5. Thomas Thomaidis, Ocado
Suggest what the body should do, not what the brain recommends
Grocery shopping is one of the least-penetrated verticals in the online marketplace – but asking consumers themselves why they prefer to shop in the supermarket is misleading, according to Thomas Thomaidis, head of marketing and insight for grocery at Ocado.
Once again, people’s claimed behaviour and attitudes differ from their actions; people claim they like to handle products, but that only applies to a fraction of goods. In fact, one of the biggest barriers is decision-making – the average household shop consists of 35 items, and that means making hundreds of small, inconsequential decisions about products, for a relatively small reward.
To overcome the cost of decision-making, brands can increase the incentive to make a decision at key points when the customer relationship might improve – for example, offering a discount for downloading an app. Ocado uses algorithms to curate the products shown to customers.
"My vanity suggests that I should be shown an unlimited choice of the items Ocado sells, but in fact I only buy a thousand of them," Thomaidis pointed out. "A physical store can’t reconfigure itself to show the products that are relevant to me."
Ocado has also made more relevant contextual information available to consumers, by offering them the choice of healthier alternative products – and it has employed gamification to increase the pleasure of decision-making, by offering health-insurance discounts based on the number of healthy products in shoppers’ baskets.
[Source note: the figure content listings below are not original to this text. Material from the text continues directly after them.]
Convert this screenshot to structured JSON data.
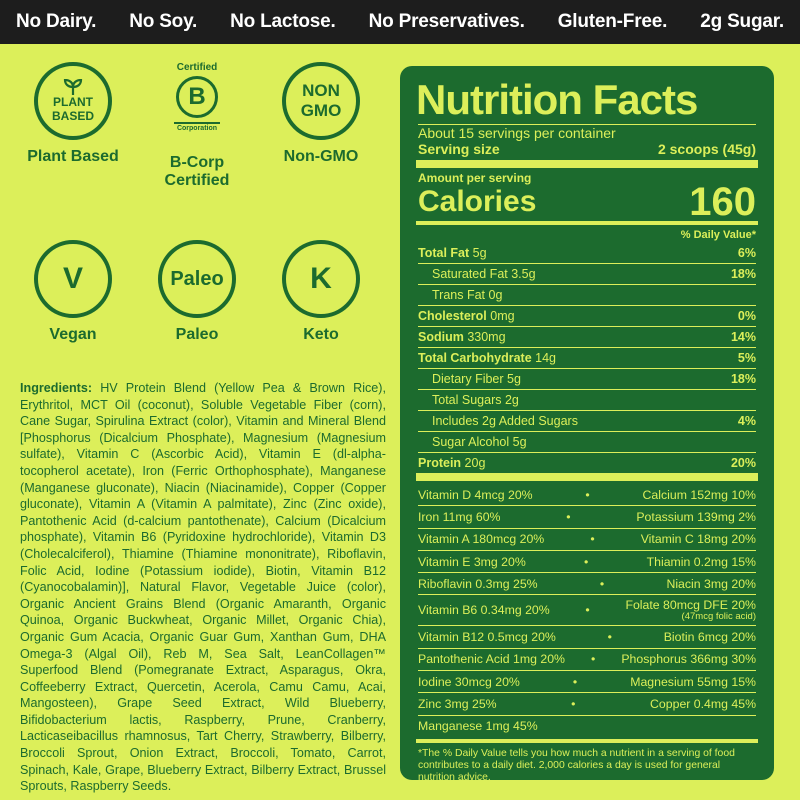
{
  "topbar": [
    "No Dairy.",
    "No Soy.",
    "No Lactose.",
    "No Preservatives.",
    "Gluten-Free.",
    "2g Sugar."
  ],
  "badges": {
    "plant": {
      "circle_lines": [
        "PLANT",
        "BASED"
      ],
      "label": "Plant Based"
    },
    "bcorp": {
      "certified": "Certified",
      "letter": "B",
      "corporation": "Corporation",
      "label": "B-Corp Certified"
    },
    "nongmo": {
      "circle_lines": [
        "NON",
        "GMO"
      ],
      "label": "Non-GMO"
    },
    "vegan": {
      "circle": "V",
      "label": "Vegan"
    },
    "paleo": {
      "circle": "Paleo",
      "label": "Paleo"
    },
    "keto": {
      "circle": "K",
      "label": "Keto"
    }
  },
  "ingredients": {
    "label": "Ingredients:",
    "text": "HV Protein Blend (Yellow Pea & Brown Rice), Erythritol, MCT Oil (coconut), Soluble Vegetable Fiber (corn), Cane Sugar, Spirulina Extract (color), Vitamin and Mineral Blend [Phosphorus (Dicalcium Phosphate), Magnesium (Magnesium sulfate), Vitamin C (Ascorbic Acid), Vitamin E (dl-alpha-tocopherol acetate), Iron (Ferric Orthophosphate), Manganese (Manganese gluconate), Niacin (Niacinamide), Copper (Copper gluconate), Vitamin A (Vitamin A palmitate), Zinc (Zinc oxide), Pantothenic Acid (d-calcium pantothenate), Calcium (Dicalcium phosphate), Vitamin B6 (Pyridoxine hydrochloride), Vitamin D3 (Cholecalciferol), Thiamine (Thiamine mononitrate), Riboflavin, Folic Acid, Iodine (Potassium iodide), Biotin, Vitamin B12 (Cyanocobalamin)], Natural Flavor, Vegetable Juice (color), Organic Ancient Grains Blend (Organic Amaranth, Organic Quinoa, Organic Buckwheat, Organic Millet, Organic Chia), Organic Gum Acacia, Organic Guar Gum, Xanthan Gum, DHA Omega-3 (Algal Oil), Reb M, Sea Salt, LeanCollagen™ Superfood Blend (Pomegranate Extract, Asparagus, Okra, Coffeeberry Extract, Quercetin, Acerola, Camu Camu, Acai, Mangosteen), Grape Seed Extract, Wild Blueberry, Bifidobacterium lactis, Raspberry, Prune, Cranberry, Lacticaseibacillus rhamnosus, Tart Cherry, Strawberry, Bilberry, Broccoli Sprout, Onion Extract, Broccoli, Tomato, Carrot, Spinach, Kale, Grape, Blueberry Extract, Bilberry Extract, Brussel Sprouts, Raspberry Seeds."
  },
  "nutrition": {
    "title": "Nutrition Facts",
    "servings": "About 15 servings per container",
    "serving_size_label": "Serving size",
    "serving_size_value": "2 scoops (45g)",
    "amount_per_serving": "Amount per serving",
    "calories_label": "Calories",
    "calories_value": "160",
    "dv_header": "% Daily Value*",
    "rows": [
      {
        "name": "Total Fat",
        "amount": "5g",
        "dv": "6%",
        "bold": true,
        "indent": 0
      },
      {
        "name": "Saturated Fat",
        "amount": "3.5g",
        "dv": "18%",
        "bold": false,
        "indent": 1
      },
      {
        "name": "Trans Fat",
        "amount": "0g",
        "dv": "",
        "bold": false,
        "indent": 1
      },
      {
        "name": "Cholesterol",
        "amount": "0mg",
        "dv": "0%",
        "bold": true,
        "indent": 0
      },
      {
        "name": "Sodium",
        "amount": "330mg",
        "dv": "14%",
        "bold": true,
        "indent": 0
      },
      {
        "name": "Total Carbohydrate",
        "amount": "14g",
        "dv": "5%",
        "bold": true,
        "indent": 0
      },
      {
        "name": "Dietary Fiber",
        "amount": "5g",
        "dv": "18%",
        "bold": false,
        "indent": 1
      },
      {
        "name": "Total Sugars",
        "amount": "2g",
        "dv": "",
        "bold": false,
        "indent": 1
      },
      {
        "name": "Includes 2g Added Sugars",
        "amount": "",
        "dv": "4%",
        "bold": false,
        "indent": 2
      },
      {
        "name": "Sugar Alcohol",
        "amount": "5g",
        "dv": "",
        "bold": false,
        "indent": 1
      },
      {
        "name": "Protein",
        "amount": "20g",
        "dv": "20%",
        "bold": true,
        "indent": 0
      }
    ],
    "vitamins": [
      {
        "left": "Vitamin D 4mcg 20%",
        "right": "Calcium 152mg 10%"
      },
      {
        "left": "Iron 11mg 60%",
        "right": "Potassium 139mg 2%"
      },
      {
        "left": "Vitamin A 180mcg 20%",
        "right": "Vitamin C 18mg 20%"
      },
      {
        "left": "Vitamin E 3mg 20%",
        "right": "Thiamin 0.2mg 15%"
      },
      {
        "left": "Riboflavin 0.3mg 25%",
        "right": "Niacin 3mg 20%"
      },
      {
        "left": "Vitamin B6 0.34mg 20%",
        "right": "Folate 80mcg DFE 20%",
        "right_sub": "(47mcg folic acid)"
      },
      {
        "left": "Vitamin B12 0.5mcg 20%",
        "right": "Biotin 6mcg 20%"
      },
      {
        "left": "Pantothenic Acid 1mg 20%",
        "right": "Phosphorus 366mg 30%"
      },
      {
        "left": "Iodine 30mcg 20%",
        "right": "Magnesium 55mg 15%"
      },
      {
        "left": "Zinc 3mg 25%",
        "right": "Copper 0.4mg 45%"
      },
      {
        "left": "Manganese 1mg 45%",
        "right": ""
      }
    ],
    "bullet": "•",
    "footnote": "*The % Daily Value tells you how much a nutrient in a serving of food contributes to a daily diet. 2,000 calories a day is used for general nutrition advice."
  }
}
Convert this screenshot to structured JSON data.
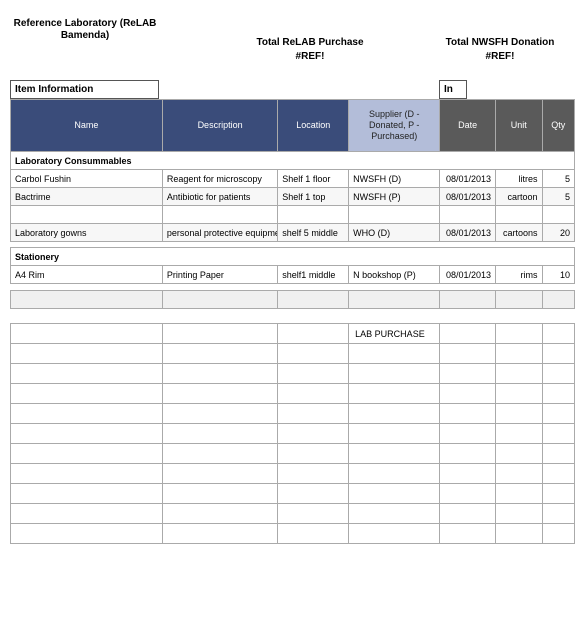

6. Phil Barden, Decode Marketing, and Martin Bryant, KFC
Shopping does not come naturally to us; the brain has never evolved a brand module. That means that we are using principles and brain regions that have been around for millennia to make our shopping decisions.
According to Phil Barden, author of Decoded and managing director of Decode Marketing, our perception of value is determined by a simple equation: reward minus pain, where pain is defined by the time and effort and inconvenience involved in acquiring the reward.
Achieving goals is rewarding for the brain – but reward and pain are influenced by context. An orange has more value to a dieter than a doughnut, but if that dieter is in a car, they have to deal with the effort of peeling the orange.
We scan our surroundings in a split-second – so brands have to trigger associations with the task the consumer is trying to accomplish, Martin Bryant, senior consumer insights manager at KFC, said.
A low-fat crisp maker might think that an image of a person jogging matches their brand values – but in testing, they discovered that an image of people sharing a packet of crisps scored more highly. That’s because the context in which you eat snacks is more closely associated with sociability.
Context affects slogans, too. According to Bryant, KFC’s famous "finger lickin’ good" slogan has "transcended its literal meaning – it has become a code for taste, quality or playfulness." Tested against an image of someone licking their fingers, the image triggered feelings of guilt.